Un Dio che piange senza voce.
Un Dio che dorme sulle banchine delle stazioni, dentro grandi tubi,
un Dio che vive nei cortili nascosti.»
Questa è una spiritualità viva, attiva, che genera speranza in sé e negli altri. Una spiritualità che tiene insieme tutte le spiritualità. È la spiritualità del profeta Gesù: un Dio sempre presente e operante, una spiritualità praticata e vissuta.
È una spiritualità che apre gli occhi per vedere il bisogno delle persone, le orecchie per ascoltare il grido dei poveri e della terra. Una spiritualità che porta addosso l’odore delle pecore, che tocca i marginalizzati e gli esclusi. Questa è la spiritualità della Croce.
La spiritualità di un’anima non resta muta: parla. È profondamente compassionevole e conduce all’azione.»
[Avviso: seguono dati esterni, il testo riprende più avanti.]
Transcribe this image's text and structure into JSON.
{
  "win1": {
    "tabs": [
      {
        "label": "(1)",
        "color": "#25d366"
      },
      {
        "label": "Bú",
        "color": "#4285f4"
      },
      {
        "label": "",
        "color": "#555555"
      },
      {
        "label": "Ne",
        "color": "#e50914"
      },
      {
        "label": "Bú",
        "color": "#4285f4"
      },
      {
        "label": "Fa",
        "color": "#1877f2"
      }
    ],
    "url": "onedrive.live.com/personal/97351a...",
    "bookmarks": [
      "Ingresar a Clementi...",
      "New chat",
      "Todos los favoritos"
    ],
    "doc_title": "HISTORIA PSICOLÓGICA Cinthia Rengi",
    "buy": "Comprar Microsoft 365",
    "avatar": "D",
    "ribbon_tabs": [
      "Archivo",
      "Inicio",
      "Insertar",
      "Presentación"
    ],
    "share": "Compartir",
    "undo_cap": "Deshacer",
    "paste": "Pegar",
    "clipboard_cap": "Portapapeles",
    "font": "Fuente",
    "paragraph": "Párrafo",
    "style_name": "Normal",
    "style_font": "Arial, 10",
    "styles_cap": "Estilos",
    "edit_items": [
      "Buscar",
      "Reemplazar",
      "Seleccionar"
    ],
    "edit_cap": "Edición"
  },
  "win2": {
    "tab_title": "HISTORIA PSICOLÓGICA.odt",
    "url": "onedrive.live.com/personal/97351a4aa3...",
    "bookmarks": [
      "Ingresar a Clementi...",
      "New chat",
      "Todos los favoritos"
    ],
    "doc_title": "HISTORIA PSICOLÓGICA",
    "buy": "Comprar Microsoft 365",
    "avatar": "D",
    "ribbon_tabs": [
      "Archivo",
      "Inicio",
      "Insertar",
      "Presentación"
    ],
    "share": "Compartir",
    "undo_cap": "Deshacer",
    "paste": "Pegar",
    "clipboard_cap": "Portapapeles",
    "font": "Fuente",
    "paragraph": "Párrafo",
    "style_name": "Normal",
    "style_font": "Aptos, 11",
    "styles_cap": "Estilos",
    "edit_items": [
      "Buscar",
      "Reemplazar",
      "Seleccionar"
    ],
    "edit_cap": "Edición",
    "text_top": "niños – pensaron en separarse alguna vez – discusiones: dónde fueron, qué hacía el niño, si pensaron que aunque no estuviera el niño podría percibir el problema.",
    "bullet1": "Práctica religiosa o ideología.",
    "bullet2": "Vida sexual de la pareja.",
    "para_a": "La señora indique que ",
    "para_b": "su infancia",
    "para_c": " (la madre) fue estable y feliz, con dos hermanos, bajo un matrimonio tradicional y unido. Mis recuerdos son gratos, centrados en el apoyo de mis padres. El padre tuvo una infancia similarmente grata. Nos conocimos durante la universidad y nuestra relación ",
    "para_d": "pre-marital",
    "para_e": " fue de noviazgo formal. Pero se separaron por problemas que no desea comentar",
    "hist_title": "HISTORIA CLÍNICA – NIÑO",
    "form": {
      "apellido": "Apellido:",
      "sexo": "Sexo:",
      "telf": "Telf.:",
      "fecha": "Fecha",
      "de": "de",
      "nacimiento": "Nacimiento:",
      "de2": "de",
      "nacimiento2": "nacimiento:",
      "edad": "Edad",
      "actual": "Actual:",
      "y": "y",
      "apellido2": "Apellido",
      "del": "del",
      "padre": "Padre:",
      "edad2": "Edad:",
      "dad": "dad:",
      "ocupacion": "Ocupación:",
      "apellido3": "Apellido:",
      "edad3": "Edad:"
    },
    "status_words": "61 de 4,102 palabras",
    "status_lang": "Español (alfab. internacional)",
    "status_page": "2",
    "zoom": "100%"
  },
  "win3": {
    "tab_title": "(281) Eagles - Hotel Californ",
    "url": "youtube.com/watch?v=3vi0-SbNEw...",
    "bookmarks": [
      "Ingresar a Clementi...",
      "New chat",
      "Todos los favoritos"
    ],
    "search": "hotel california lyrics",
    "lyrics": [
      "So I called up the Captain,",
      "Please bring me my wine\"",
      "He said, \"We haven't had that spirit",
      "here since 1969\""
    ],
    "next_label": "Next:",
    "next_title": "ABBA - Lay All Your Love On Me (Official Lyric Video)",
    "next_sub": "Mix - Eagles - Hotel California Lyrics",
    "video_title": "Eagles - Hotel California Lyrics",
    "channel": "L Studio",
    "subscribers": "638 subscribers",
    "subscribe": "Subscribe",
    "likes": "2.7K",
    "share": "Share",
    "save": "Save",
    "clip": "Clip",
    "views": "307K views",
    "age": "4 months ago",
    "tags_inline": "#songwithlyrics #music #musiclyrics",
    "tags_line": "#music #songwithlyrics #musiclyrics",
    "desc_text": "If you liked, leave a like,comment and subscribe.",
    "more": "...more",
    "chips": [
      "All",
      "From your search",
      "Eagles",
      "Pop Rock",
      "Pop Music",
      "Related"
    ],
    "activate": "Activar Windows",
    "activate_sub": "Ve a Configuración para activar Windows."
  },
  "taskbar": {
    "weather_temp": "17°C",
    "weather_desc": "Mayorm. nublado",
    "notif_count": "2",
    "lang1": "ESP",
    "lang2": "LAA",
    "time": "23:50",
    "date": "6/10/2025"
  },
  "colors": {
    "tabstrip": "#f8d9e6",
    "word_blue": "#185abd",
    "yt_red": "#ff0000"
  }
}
«Dà il coraggio di affrontare le tempeste della vita, di nuotare controcorrente, di restare soli per diventare voce di chi non ha voce, con sapienza. Anche quando le difficoltà avvolgono ogni cosa, questa spiritualità continua a scrutare oltre le nuvole con speranza. Riesce ancora a vedere le lucciole brillare e le stelle nel cielo.
Questa spiritualità va oltre la religiosità e i rituali. Cerca le impronte perdute di chi piange senza voce: i bambini abortiti e gettati nei rifiuti, chi muore di HIV/AIDS, chi è stato violentato, abusato e ucciso, chi è ostracizzato e marginalizzato, e persino le specie che si estinguono a causa dell’avidità umana.
Mi unisco al salmista e dico:
i loro idoli sono argento e oro.
Hanno bocca e non parlano,
hanno occhi e non vedono,
hanno orecchi e non odono,
hanno naso e non odorano,
hanno mani e non toccano,
hanno piedi e non camminano.
Una persona veramente spirituale porterà addosso l’odore delle pecore.
«È bene chiedermi: qual è la mia spiritualità? Confondo religiosità, rituali e spiritualità?»
E forse è proprio qui che il testo di Sr. Prema ci lascia senza appigli comodi. Non offre soluzioni, non chiude il cerchio, non consola. Rimette la domanda nelle mani di chi legge. Che tipo di spiritualità sto vivendo.
Una spiritualità che protegge, che rassicura, che mantiene intatto ciò che già funziona. O una spiritualità che espone, che cammina su sentieri non battuti, che accetta di portare addosso l’odore della strada, delle persone, delle ferite.
La spiritualità di un’anima, come ci racconta suor Prema, non si misura dalla purezza dei riti, ma dalla capacità di restare presenti dove la vita è più fragile. E alla fine, senza retorica, chiede solo questo: non smettere di cercare. Anche quando il cammino è ruvido. Anche quando si è soli.
* Suor Prema Chowallur è una suora cattolica che vive e lavora nel Nord-Est dell’India, nella regione di Assam. È parte del Rainbow Home of Seven Sisters e accompagna da anni persone e comunità che vivono ai margini, in particolare appartenenti alle comunità hijra e LGBTQ+. Nel numero di dicembre 2025 della rivista Northeast Mosaic ha pubblicato un testo intitolato The Spirituality of a Soul che vi riporponioamo in una nostra traduzione.